Vacuum the critical debris. Like a bit of dust under the sofa.
Of course, we broadcast capacity warnings. 900,000 people per EVAC member-nation: enough to preserve race, language, culture. Still, 900,000 is
not a whole country. Here, it’s two out of five.
This, at least, is clear to everyone. We shouted it in ringing voices from the backs of the magcars.
DATE: January 17th, 2139
Officer Nizar’s been compiling hasty geographic and demographic statistics on the queue. He is behind schedule sending these to EVAC-Central. In lieu of official figures, some notes:
Last week, we sent surveyor crews to every signposted village across the country, from the Bekaa Valley to the Jnoub to the Chouf. Every town is a ghost town—even the people left behind are near enough ghosts, the very old and stubborn, spirits stronger than their bones.
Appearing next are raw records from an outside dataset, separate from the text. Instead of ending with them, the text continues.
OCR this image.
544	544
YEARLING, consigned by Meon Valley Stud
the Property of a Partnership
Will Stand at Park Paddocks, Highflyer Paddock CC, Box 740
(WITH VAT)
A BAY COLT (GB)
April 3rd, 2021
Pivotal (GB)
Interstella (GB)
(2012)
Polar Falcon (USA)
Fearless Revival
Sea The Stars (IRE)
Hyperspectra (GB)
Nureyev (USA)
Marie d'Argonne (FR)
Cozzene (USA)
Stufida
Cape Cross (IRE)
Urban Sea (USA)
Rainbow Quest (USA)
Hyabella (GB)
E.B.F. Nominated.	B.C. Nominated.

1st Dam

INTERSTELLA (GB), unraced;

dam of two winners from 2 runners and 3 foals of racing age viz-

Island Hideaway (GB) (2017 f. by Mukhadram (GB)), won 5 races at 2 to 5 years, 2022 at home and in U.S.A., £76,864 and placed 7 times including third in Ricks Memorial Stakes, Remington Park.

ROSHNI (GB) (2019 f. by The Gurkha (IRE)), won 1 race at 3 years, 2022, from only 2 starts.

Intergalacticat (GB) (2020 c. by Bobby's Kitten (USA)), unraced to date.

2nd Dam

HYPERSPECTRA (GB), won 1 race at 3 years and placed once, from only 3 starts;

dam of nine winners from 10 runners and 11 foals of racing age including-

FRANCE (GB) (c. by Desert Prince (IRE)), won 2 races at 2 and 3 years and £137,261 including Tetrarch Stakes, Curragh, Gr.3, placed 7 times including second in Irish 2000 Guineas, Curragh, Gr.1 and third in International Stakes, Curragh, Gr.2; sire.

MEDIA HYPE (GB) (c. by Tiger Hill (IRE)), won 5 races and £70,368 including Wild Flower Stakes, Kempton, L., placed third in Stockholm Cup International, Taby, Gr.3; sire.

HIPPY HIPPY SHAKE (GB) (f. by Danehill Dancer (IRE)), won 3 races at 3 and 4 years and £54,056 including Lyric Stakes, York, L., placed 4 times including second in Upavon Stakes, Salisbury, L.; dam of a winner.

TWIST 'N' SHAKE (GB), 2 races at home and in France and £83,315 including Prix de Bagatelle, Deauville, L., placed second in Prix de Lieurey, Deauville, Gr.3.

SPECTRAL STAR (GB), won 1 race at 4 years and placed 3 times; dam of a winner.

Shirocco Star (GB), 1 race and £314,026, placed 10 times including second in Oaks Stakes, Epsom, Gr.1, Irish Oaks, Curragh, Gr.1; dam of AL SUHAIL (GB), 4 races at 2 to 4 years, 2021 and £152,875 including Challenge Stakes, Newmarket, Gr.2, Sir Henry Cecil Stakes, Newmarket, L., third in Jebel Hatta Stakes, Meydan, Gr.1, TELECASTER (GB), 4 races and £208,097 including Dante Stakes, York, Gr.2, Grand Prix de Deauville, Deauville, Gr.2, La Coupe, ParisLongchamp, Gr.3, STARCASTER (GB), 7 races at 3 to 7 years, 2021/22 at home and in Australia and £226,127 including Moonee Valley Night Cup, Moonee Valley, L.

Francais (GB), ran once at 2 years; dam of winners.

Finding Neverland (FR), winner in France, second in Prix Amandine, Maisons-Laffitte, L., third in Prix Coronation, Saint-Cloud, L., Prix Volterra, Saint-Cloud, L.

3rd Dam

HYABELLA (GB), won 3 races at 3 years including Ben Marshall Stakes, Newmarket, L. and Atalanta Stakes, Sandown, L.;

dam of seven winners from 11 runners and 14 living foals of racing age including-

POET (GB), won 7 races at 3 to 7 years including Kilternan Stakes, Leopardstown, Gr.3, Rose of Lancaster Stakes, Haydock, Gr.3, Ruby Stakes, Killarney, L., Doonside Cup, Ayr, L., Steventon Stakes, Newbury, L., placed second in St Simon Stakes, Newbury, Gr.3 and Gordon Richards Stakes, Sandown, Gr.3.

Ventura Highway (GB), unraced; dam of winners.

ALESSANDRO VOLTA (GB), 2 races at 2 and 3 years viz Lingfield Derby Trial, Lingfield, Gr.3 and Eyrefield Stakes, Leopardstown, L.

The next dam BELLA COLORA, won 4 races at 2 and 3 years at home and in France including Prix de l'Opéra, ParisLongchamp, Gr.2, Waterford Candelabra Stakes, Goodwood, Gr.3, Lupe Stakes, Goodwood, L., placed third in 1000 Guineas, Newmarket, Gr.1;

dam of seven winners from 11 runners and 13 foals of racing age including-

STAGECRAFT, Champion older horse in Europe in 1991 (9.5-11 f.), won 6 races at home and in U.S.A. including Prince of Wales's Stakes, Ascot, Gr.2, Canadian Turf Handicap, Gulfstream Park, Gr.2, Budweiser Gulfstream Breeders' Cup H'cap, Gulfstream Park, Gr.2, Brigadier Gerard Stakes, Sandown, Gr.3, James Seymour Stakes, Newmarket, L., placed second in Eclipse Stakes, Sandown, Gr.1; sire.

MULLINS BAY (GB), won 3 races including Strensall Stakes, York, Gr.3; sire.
Gourds and winter fruit rot in open steriles by the roadside. Chimneys are without their curls of smoke; hawker bots make lazy figures-of-eight in the snow outside shops and markets. They call out in mechanical confusion to the crew, promising prices so low they indicate a complete cessation of demand.
We will never know the exact geographic and demographic spread of those queuing for evacuation. You didn’t broadcast details of the landing until the worldship’s bulk was nearly above us. The arrival surprised us. If anything, the people were better primed, more ready to strap their belongings to pallets or their own bodies, to abandon their magcars at the milling ends of the mag-proofed queue, which quickly packed tight and spilled farther and farther up the mountain.
You would think they would fight, butcher each other out of envy, make pilgrimages to the front and demand entry. At first, they did. We’re not a lie-down-and-die kind of people. This is something you might not have known, if you tasted only pleasure here, if you knew us only through that lens. When we began to debar not just individuals but entire innocent families, a sort of order fell over everything.
Doom. A silly word.
Still, scuffles erupt, old sectarian allegiances flare, fossilized in forenames and surnames. Everyone, though, seems tired. The uncertainty is another kind of mass spreading in our chests, heavy as the Munawwer squatting in the sea.
Last night, Nizar reported that thousands and thousands of the elderly and the infirm had sieved to the front of the queue almost overnight. I asked to see for myself. We went down the access ramp together, past the corniche and the cordoned-off half-mile, to where the queue began.